After several organizations formally recognized and congratulated the new citizens, the judge summoned me to the podium. As tradition has it, The International Center bestows a flag to the oldest naturalized citizen every ceremony. On behalf of The International Center, I recited the speech with natural apprehension. Nevertheless, I congratulated Mr. Benjamin Acevedo Gonzalez with a flag flown over the United States Capitol Building. Although he did not seem to understand the speech in its entirety, when I looked into his beaming face, I could tell that he felt it. His wise countenance wrinkled into a smile of gratitude and he graciously accepted the flag.

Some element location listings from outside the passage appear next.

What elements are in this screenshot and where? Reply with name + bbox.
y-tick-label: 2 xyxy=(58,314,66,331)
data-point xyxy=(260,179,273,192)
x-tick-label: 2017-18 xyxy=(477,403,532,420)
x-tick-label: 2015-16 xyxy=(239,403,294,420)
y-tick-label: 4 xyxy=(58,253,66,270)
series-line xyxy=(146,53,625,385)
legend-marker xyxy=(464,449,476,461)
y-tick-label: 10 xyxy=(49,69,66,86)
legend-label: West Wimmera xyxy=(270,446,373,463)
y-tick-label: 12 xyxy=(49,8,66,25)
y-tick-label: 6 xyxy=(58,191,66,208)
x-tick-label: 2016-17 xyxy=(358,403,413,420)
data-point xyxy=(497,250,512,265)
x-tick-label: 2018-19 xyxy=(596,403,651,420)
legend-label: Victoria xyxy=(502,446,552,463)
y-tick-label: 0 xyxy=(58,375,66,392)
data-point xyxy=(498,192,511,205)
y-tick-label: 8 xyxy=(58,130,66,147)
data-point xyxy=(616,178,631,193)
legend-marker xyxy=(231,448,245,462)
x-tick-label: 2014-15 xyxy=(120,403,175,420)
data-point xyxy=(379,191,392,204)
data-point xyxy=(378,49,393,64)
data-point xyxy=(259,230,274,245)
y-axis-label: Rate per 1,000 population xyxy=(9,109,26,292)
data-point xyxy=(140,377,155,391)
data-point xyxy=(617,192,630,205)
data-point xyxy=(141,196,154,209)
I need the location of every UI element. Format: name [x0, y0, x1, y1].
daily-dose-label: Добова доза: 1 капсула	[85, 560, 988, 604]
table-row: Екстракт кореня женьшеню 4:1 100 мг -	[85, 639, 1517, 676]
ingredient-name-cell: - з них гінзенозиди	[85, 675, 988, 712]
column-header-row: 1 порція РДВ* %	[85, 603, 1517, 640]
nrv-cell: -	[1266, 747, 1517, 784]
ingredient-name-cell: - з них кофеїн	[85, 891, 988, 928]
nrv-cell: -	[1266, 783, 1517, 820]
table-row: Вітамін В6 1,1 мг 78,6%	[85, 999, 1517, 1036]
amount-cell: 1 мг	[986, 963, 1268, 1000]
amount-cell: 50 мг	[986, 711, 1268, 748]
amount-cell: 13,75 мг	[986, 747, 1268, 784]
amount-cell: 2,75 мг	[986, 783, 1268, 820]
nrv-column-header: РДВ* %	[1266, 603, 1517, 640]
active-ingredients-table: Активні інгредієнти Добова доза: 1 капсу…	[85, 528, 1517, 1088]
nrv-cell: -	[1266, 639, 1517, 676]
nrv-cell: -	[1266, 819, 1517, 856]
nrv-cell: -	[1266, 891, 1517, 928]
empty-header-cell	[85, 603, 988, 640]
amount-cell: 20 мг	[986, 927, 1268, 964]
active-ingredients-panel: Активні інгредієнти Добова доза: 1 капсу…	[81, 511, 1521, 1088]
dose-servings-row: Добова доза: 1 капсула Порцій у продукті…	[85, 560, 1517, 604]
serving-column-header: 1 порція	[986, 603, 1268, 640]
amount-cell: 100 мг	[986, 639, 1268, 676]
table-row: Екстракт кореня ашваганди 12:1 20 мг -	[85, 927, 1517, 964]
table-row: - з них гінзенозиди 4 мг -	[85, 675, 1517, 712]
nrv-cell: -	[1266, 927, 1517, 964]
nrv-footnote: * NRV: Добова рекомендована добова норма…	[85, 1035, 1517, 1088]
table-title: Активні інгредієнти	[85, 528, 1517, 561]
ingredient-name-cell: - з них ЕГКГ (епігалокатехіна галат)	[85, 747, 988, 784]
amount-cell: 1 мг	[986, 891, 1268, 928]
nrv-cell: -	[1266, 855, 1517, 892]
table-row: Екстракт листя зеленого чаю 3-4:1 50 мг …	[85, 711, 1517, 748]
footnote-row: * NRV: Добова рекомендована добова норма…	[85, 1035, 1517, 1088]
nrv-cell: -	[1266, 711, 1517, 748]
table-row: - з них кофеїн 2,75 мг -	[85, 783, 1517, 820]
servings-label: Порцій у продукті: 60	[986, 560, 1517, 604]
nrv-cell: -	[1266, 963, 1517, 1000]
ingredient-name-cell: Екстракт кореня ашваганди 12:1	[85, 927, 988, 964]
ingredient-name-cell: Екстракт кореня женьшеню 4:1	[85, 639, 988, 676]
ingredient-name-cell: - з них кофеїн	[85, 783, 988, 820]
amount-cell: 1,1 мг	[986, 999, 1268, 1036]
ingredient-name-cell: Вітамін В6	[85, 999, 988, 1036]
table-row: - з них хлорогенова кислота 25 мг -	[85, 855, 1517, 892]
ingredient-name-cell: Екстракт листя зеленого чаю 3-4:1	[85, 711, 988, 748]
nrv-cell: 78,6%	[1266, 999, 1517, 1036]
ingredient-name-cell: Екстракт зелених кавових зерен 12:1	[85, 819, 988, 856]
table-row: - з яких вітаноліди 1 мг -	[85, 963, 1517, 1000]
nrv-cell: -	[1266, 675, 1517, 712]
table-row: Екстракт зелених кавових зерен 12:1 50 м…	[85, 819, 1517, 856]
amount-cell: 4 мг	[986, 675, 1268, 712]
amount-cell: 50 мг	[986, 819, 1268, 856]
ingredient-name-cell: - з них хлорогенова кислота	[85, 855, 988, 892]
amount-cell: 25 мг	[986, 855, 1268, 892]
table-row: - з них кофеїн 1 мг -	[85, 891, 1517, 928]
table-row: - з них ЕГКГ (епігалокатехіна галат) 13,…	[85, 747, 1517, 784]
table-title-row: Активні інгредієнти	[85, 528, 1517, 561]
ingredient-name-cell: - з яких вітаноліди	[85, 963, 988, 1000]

The next tradition entailed that the youngest naturalized citizen lead the entire court in the recitation of the Pledge of Allegiance. A young girl with flowing tresses of strawberry blonde hair stood up, her piercing brown eyes giving the crowd a quick scan. Right hand on heart, everyone oriented themselves to the flag standing proudly above the judge’s bench. She began, reluctantly mumbling, the pledge. Others voices joined hers, and the drone from the crowd nearly drowned out her own timid voice, which seemed to comfort her anyway. Everyone sat once again and the judge concluded the ceremony. The ceremony ended abruptly, with new citizens seeming almost in a daze; perhaps it had not quite hit them yet that they were now actual citizens.
Participants poured out of the narrow green doors of the courtroom, small American flag in hand and materials they had received concerning their rights as newly declared American citizens. They spread into the nearby lobby, clustering and hugging family members and friends. Many of them finally came to the realization that they were indeed American citizens. Camera flashes illuminated the room and cheerful conversation resonated throughout the marble corridor. Had my grandfather’s ceremony been anything like this? I wondered.